Right - that's what I do.

But, it's not satisfying.

seriouscat 5 years, 11 months ago

It would take 423,175 new jobs at an average salary of $34,000 a year in 18 months to generate enough sales and income tax revenue to cover the $829 million projected revenue loss if this tax bill passes.

Those who believe that we are going to get the kinds of results that are being touted as the justification for this regressive tax plan...wanna buy a bridge?
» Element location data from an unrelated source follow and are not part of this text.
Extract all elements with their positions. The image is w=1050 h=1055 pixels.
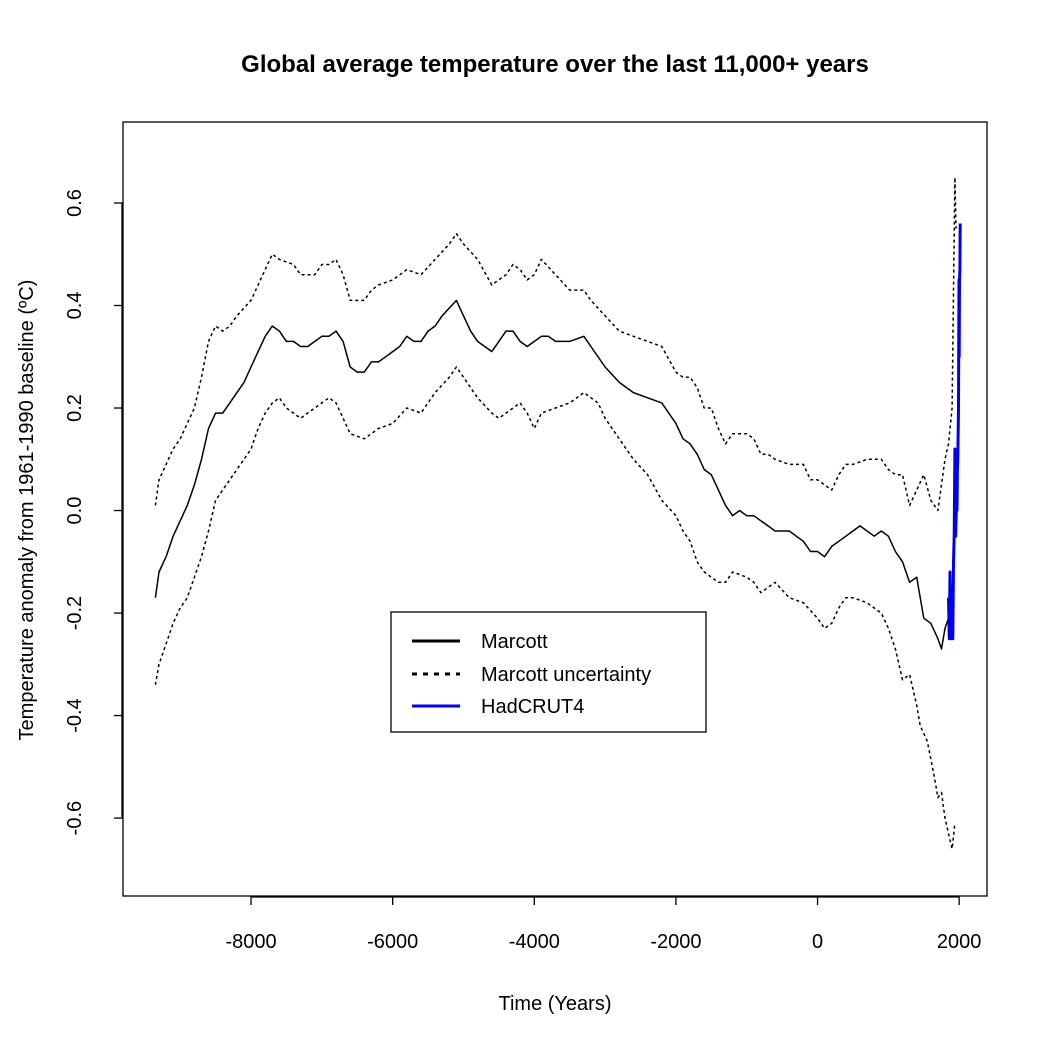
plot-box [122,121,988,897]
legend: Marcott Marcott uncertainty HadCRUT4 [390,611,707,733]
y-tick-label: -0.6 [64,801,86,835]
y-tick-label: 0.6 [64,189,86,217]
hadcrut4-line [947,223,962,641]
x-tick-label: -4000 [509,931,560,953]
x-axis-label: Time (Years) [499,993,612,1015]
x-tick-label: -8000 [225,931,276,953]
x-tick-label: -2000 [650,931,701,953]
legend-label-marcott: Marcott [481,631,548,653]
marcott-line [154,299,953,650]
chart-title: Global average temperature over the last… [241,51,869,78]
y-axis-label: Temperature anomaly from 1961-1990 basel… [16,280,38,741]
uncertainty-upper-line [154,176,957,512]
series-layer [154,176,962,850]
y-tick-label: 0.2 [64,394,86,422]
x-tick-label: -6000 [367,931,418,953]
legend-label-uncertainty: Marcott uncertainty [481,664,651,686]
y-tick-label: -0.2 [64,596,86,630]
x-tick-label: 0 [812,931,823,953]
legend-box [390,611,707,733]
y-tick-label: 0.0 [64,497,86,525]
legend-label-hadcrut4: HadCRUT4 [481,696,584,718]
y-axis: -0.6 -0.4 -0.2 0.0 0.2 0.4 0.6 [64,189,123,835]
y-tick-label: -0.4 [64,698,86,732]
uncertainty-lower-line [154,366,956,850]
x-tick-label: 2000 [937,931,982,953]
x-axis: -8000 -6000 -4000 -2000 0 2000 [225,896,981,953]
y-tick-label: 0.4 [64,292,86,320]
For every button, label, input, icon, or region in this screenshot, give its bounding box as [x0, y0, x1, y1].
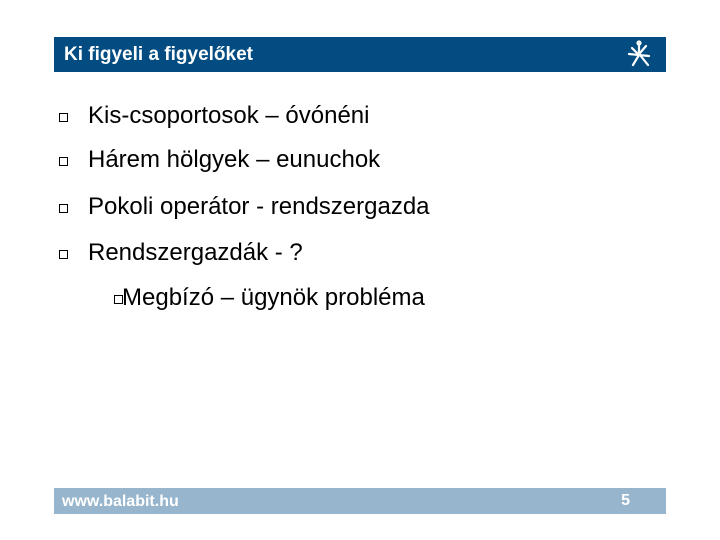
balabit-logo-icon	[627, 40, 651, 67]
page-number: 5	[621, 492, 630, 509]
bullet-item: Kis-csoportosok – óvónéni	[88, 102, 370, 129]
bullet-item: Hárem hölgyek – eunuchok	[88, 146, 381, 173]
slide-title: Ki figyeli a figyelőket	[64, 44, 253, 65]
bullet-marker	[59, 157, 68, 166]
footer-url: www.balabit.hu	[62, 493, 179, 510]
sub-bullet-marker	[114, 295, 123, 304]
slide-header: Ki figyeli a figyelőket	[54, 37, 666, 72]
bullet-item: Rendszergazdák - ?	[88, 239, 303, 266]
bullet-marker	[59, 204, 68, 213]
bullet-marker	[59, 113, 68, 122]
slide-footer: www.balabit.hu 5	[54, 488, 666, 514]
sub-bullet-item: Megbízó – ügynök probléma	[122, 284, 425, 311]
bullet-marker	[59, 250, 68, 259]
bullet-item: Pokoli operátor - rendszergazda	[88, 193, 430, 220]
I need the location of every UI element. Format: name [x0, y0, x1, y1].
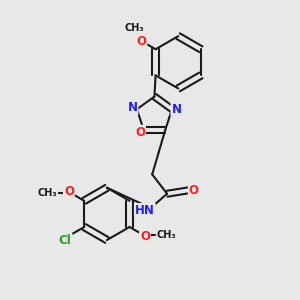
Text: HN: HN — [135, 204, 155, 217]
Text: CH₃: CH₃ — [157, 230, 176, 240]
Text: O: O — [140, 230, 150, 243]
Text: O: O — [136, 34, 146, 48]
Text: CH₃: CH₃ — [124, 23, 144, 33]
Text: O: O — [189, 184, 199, 197]
Text: N: N — [171, 103, 182, 116]
Text: O: O — [64, 185, 74, 198]
Text: Cl: Cl — [59, 234, 71, 247]
Text: O: O — [135, 126, 145, 139]
Text: N: N — [128, 101, 137, 114]
Text: CH₃: CH₃ — [38, 188, 57, 198]
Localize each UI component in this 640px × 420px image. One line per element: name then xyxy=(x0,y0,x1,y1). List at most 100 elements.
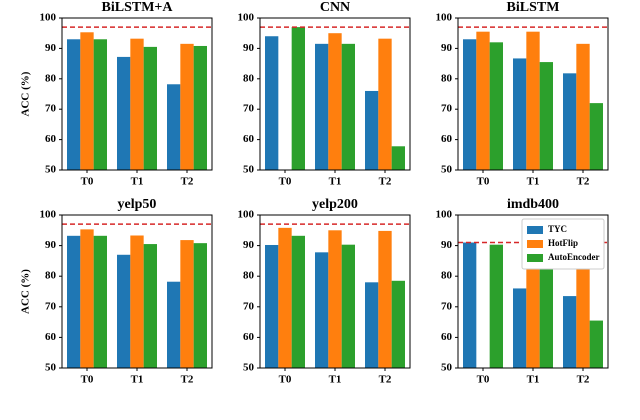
y-tick-label: 90 xyxy=(243,42,255,54)
plot-frame xyxy=(61,214,213,369)
y-tick-label: 90 xyxy=(441,42,453,54)
bar xyxy=(563,296,577,368)
x-tick-label: T1 xyxy=(131,374,144,386)
bar xyxy=(117,254,131,368)
y-tick-label: 70 xyxy=(243,300,255,312)
bar xyxy=(278,227,292,368)
bar xyxy=(589,320,603,368)
y-tick-label: 60 xyxy=(243,331,255,343)
y-tick-label: 50 xyxy=(441,362,453,374)
bar xyxy=(193,45,207,170)
x-tick-label: T0 xyxy=(279,374,292,386)
plot-frame xyxy=(259,17,411,171)
x-tick-label: T2 xyxy=(577,374,590,386)
x-tick-label: T0 xyxy=(279,176,292,188)
chart-title: BiLSTM xyxy=(507,0,560,15)
y-tick-label: 100 xyxy=(238,209,255,221)
bar xyxy=(117,56,131,170)
y-tick-label: 90 xyxy=(441,239,453,251)
bar xyxy=(328,33,342,171)
bar xyxy=(143,244,157,368)
y-tick-label: 70 xyxy=(45,103,57,115)
y-tick-label: 60 xyxy=(441,331,453,343)
y-tick-label: 50 xyxy=(243,362,255,374)
bar xyxy=(291,27,305,171)
y-tick-label: 80 xyxy=(441,270,453,282)
bar xyxy=(80,32,94,171)
y-tick-label: 60 xyxy=(243,133,255,145)
bar xyxy=(180,43,194,171)
y-tick-label: 60 xyxy=(441,133,453,145)
y-tick-label: 100 xyxy=(436,12,453,24)
bar xyxy=(167,84,181,170)
bar xyxy=(143,46,157,170)
x-tick-label: T2 xyxy=(379,374,392,386)
bar xyxy=(67,235,81,368)
chart-title: CNN xyxy=(320,0,350,15)
x-tick-label: T0 xyxy=(477,374,490,386)
bar xyxy=(463,39,477,170)
y-tick-label: 80 xyxy=(45,270,57,282)
x-tick-label: T0 xyxy=(81,176,94,188)
x-tick-label: T1 xyxy=(329,176,342,188)
bar xyxy=(67,39,81,170)
bar xyxy=(513,288,527,368)
bar xyxy=(265,36,279,170)
bar xyxy=(80,229,94,368)
legend-label: TYC xyxy=(548,224,567,234)
bar xyxy=(576,43,590,171)
bar xyxy=(378,230,392,368)
y-tick-label: 50 xyxy=(45,164,57,176)
legend-label: AutoEncoder xyxy=(548,252,600,262)
plot-frame xyxy=(457,17,609,171)
x-tick-label: T2 xyxy=(577,176,590,188)
bar xyxy=(365,282,379,368)
bar xyxy=(130,235,144,368)
x-tick-label: T1 xyxy=(131,176,144,188)
x-tick-label: T0 xyxy=(81,374,94,386)
y-tick-label: 90 xyxy=(45,42,57,54)
y-tick-label: 50 xyxy=(45,362,57,374)
x-tick-label: T1 xyxy=(527,176,540,188)
y-tick-label: 80 xyxy=(45,72,57,84)
y-axis-label: ACC (%) xyxy=(20,269,32,314)
y-tick-label: 60 xyxy=(45,331,57,343)
bar xyxy=(539,62,553,170)
x-tick-label: T1 xyxy=(527,374,540,386)
y-tick-label: 100 xyxy=(436,209,453,221)
bar xyxy=(193,243,207,368)
plot-frame xyxy=(457,214,609,369)
bar xyxy=(93,235,107,368)
chart-title: BiLSTM+A xyxy=(102,0,174,15)
y-tick-label: 80 xyxy=(243,72,255,84)
bar xyxy=(378,38,392,171)
bar xyxy=(291,235,305,368)
bar xyxy=(167,281,181,368)
bar xyxy=(576,254,590,368)
legend-swatch xyxy=(527,226,543,234)
plot-frame xyxy=(259,214,411,369)
y-tick-label: 90 xyxy=(243,239,255,251)
y-tick-label: 70 xyxy=(243,103,255,115)
y-tick-label: 60 xyxy=(45,133,57,145)
bar xyxy=(391,280,405,368)
plot-frame xyxy=(61,17,213,171)
y-tick-label: 80 xyxy=(441,72,453,84)
y-tick-label: 50 xyxy=(243,164,255,176)
x-tick-label: T2 xyxy=(181,176,194,188)
y-tick-label: 70 xyxy=(45,300,57,312)
y-tick-label: 70 xyxy=(441,300,453,312)
y-tick-label: 100 xyxy=(238,12,255,24)
bar xyxy=(265,244,279,368)
bar xyxy=(526,251,540,368)
x-tick-label: T2 xyxy=(181,374,194,386)
bar xyxy=(315,43,329,171)
y-tick-label: 90 xyxy=(45,239,57,251)
legend-label: HotFlip xyxy=(548,238,578,248)
y-tick-label: 100 xyxy=(40,209,57,221)
bar xyxy=(93,39,107,170)
bar xyxy=(463,242,477,368)
y-tick-label: 80 xyxy=(243,270,255,282)
bar xyxy=(341,43,355,171)
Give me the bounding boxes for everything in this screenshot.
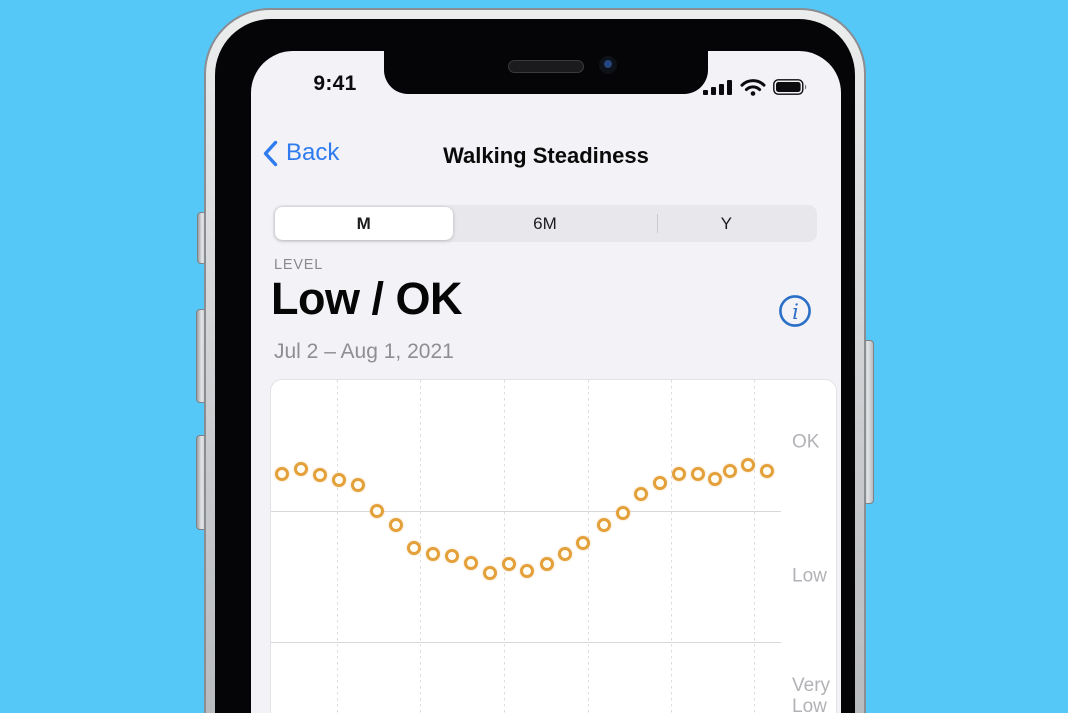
status-time: 9:41 [313,72,357,95]
wifi-icon [740,78,766,96]
front-camera [599,56,617,74]
data-point [312,467,327,482]
tab-month[interactable]: M [356,213,371,233]
data-point [671,466,686,481]
phone-bezel: 9:41 [215,19,855,713]
data-point [575,535,590,550]
back-label: Back [286,139,340,166]
data-point [722,463,737,478]
notch [384,51,708,94]
data-point [707,471,722,486]
data-point [652,475,667,490]
data-point [444,548,459,563]
info-button[interactable]: i [777,293,813,329]
vertical-gridline [504,380,505,713]
y-band-label: OK [792,431,820,453]
vertical-gridline [420,380,421,713]
date-range-label: Jul 2 – Aug 1, 2021 [274,340,454,363]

ProfessorSeamus 5 years, 11 months ago

This concept is based on the same logic that came up with the idea of "enterprise zones" in the 1980's. If you reduce or eliminate taxes in a region it will unleash small entrepreneurs who will revitalize the area with their new businesses. The problem is, the strategy doesn't work. If you are trying to decide whether to open a business the taxes you pay on your profits are way, way down on your list of concerns. First you have to have business capital, a location, supplies, customers, advertising, insurance, liscenses, etc. There are so many things that you must do before you ever make a profit that cutting the tax on that hopeful profit does not provide much incentive. There was lots of research on enterprise zones in the UK and here, and the virtually unanimous conclusion was they did not work. Which is why you do not hear about them now (and why the Governor is not calling this an enterprise zone, even though it is the same idea). So, if the policy won't stimulate new business we can at least expect it to incentivize current businesses to hire more workers, right? Unfortunately, I think that is also doubtful. Wages a business pays are a business expense, so the business already deducts them on its tax return. Cutting income tax rates doesn't make those wages any less expensive for the employer. As a result cutting tax rates for businesses does not provide any new incentive for the business to hire more workers. It appears the best we can hope for is that this plan increase business owners marginal profits by a couple of percent. Hopefully they will choose to spend most of that, and most of what they spend will be in Kansas, and that will lead to some increase in economic activity. Of course, we could also use the money to hire more teachers, repairs some roads and bridges, and/or provide services for our most vulnerable and it would likely have at least as big of an economic impact. But that is not likely to happen.